Song Qi, Deputy District Mayor of Keqiao, offered a more localized perspective: Keqiao will drive brands from 'scale advantages' to 'brand advantages and value advantages,' and pledged to continuously optimize full-chain services including brand cultivation, trade matchmaking, and intellectual property protection. This indicates that Keqiao is no longer content with being a 'fabric supermarket' but is attempting to become a source of brand innovation.
Industry Impact
Supply chain transformation was a core topic. Mao Yongjun, founder of Lushu Zhengcheng and former VP of Anta Group, pointed out that brands must break down departmental silos to improve coordination efficiency between merchandise and supply chain ends, forming rational category combinations and control processes to reach both ends of the 'smile curve.' This judgment is particularly relevant for the textile industry—long-standing information asymmetry and slow response times between fabric suppliers and brands have been key bottlenecks hindering product innovation.

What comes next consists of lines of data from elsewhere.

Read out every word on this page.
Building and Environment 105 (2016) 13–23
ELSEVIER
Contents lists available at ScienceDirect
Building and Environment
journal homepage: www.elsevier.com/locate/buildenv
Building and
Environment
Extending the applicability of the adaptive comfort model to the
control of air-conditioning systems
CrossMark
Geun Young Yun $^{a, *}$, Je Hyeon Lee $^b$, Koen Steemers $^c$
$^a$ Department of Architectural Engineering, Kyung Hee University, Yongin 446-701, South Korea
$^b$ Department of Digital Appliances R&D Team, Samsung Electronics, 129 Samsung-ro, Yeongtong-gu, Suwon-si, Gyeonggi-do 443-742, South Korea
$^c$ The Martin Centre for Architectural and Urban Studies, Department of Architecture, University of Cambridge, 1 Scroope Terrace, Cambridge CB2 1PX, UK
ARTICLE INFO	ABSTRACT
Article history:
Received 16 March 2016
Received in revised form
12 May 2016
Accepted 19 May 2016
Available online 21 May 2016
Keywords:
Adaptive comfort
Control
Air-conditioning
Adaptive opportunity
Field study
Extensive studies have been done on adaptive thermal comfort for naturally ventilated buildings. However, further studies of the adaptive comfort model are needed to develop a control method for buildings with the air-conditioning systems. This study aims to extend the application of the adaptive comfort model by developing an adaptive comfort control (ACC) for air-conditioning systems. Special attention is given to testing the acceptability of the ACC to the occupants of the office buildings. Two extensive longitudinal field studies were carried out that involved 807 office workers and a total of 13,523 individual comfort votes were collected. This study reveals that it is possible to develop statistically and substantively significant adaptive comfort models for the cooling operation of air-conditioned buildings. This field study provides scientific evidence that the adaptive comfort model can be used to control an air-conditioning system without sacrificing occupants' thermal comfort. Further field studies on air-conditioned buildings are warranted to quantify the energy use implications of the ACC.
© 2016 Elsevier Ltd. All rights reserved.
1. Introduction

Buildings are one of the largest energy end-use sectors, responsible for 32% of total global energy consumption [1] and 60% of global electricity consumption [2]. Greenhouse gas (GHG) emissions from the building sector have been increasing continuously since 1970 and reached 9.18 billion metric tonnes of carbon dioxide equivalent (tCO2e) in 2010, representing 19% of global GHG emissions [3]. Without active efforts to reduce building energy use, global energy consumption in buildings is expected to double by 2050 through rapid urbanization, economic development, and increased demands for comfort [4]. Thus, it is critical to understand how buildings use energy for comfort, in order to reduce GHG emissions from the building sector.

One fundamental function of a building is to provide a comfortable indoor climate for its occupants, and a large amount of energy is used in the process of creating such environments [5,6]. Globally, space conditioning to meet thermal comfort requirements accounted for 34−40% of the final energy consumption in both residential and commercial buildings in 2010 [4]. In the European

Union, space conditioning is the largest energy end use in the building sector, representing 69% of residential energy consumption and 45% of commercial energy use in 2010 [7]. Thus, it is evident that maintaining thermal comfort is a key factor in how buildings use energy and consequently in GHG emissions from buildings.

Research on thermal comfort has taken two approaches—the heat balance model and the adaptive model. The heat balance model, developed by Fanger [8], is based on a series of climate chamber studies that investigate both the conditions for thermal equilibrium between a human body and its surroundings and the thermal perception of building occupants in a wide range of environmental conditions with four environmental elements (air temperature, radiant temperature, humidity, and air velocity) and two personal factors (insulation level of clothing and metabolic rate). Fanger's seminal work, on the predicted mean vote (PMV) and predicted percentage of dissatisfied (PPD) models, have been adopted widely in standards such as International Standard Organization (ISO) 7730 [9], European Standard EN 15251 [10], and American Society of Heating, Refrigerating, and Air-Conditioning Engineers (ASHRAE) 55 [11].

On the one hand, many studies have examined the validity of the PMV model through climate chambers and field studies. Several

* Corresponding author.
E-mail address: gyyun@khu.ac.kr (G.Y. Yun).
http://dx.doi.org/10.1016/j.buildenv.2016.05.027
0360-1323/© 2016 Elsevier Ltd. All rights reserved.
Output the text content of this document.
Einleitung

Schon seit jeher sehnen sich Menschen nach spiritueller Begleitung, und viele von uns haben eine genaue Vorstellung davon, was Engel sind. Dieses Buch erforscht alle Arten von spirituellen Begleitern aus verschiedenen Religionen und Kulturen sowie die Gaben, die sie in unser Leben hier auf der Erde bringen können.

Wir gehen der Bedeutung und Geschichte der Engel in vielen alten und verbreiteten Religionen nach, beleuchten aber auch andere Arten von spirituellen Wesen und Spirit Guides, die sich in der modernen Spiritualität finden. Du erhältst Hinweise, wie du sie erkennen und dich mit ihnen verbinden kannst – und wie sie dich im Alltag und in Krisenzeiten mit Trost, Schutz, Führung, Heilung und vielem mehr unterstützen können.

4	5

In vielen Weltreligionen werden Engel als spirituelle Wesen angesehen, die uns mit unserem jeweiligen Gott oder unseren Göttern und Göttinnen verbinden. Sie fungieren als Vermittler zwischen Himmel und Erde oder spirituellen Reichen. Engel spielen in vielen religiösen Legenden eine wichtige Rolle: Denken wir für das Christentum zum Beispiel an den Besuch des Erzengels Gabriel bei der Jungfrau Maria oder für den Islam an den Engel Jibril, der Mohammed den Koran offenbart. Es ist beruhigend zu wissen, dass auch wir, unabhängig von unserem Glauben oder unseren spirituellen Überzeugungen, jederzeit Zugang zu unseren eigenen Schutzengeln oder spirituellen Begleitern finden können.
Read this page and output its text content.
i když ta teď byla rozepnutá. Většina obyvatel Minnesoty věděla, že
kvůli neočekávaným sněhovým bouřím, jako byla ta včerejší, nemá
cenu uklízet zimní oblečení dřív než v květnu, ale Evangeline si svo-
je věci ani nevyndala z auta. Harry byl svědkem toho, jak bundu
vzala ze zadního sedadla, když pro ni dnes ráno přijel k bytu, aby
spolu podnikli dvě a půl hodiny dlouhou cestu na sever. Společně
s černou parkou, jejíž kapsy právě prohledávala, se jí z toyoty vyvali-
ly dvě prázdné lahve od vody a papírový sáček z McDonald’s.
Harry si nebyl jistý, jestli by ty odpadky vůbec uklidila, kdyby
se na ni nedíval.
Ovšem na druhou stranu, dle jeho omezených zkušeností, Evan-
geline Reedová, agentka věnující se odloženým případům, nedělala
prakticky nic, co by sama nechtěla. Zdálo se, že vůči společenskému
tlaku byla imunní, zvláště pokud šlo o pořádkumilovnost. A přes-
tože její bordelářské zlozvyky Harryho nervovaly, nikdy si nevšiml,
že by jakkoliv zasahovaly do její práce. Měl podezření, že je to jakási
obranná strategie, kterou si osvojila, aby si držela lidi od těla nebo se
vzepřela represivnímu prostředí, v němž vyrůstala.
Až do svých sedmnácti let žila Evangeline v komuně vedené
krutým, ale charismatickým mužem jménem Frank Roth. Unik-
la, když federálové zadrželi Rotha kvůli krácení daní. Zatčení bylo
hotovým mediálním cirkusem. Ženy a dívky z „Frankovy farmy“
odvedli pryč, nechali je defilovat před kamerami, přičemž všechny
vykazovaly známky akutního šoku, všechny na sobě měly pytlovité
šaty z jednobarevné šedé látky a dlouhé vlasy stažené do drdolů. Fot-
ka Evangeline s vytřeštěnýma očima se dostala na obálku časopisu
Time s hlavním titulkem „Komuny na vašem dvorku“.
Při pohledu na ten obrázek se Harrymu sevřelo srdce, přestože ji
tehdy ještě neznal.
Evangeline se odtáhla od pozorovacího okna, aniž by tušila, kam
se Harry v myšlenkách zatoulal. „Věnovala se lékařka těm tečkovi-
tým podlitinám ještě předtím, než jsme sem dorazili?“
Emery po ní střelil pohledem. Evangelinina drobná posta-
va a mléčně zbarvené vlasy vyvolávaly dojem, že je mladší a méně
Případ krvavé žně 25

In material innovation, Fujian Yongrong Jinjiang demonstrated differentiated nylon products, creating brand-genetic label products by collaborating with garment and fabric suppliers. Baoxiniao Holdings' Materials Research Institute proposed a 'dual material strategy': infusing traditional fabrics like cotton, linen, silk, and wool with machine-washable, cooling, and UV-resistant functions, while making synthetic fibers mimic natural textures, balancing performance and cost. This path of 'upgrading tradition + synthetic fiber biomimicry' is being adopted by more leading brands.
Notably, the new Hanfu brand 'Niannian Youyu' enhanced fabric's silk-like effects and comfort through blended fibers, giving cultural heritage a technological backbone. Meanwhile, Dongfang International Entrepreneurship shared how 3D digital garment software has become an 'industry standard,' showing advantages in development efficiency and cost control. These cases demonstrate that digitalization is no longer just a nice-to-have but an infrastructure for supply chain collaboration.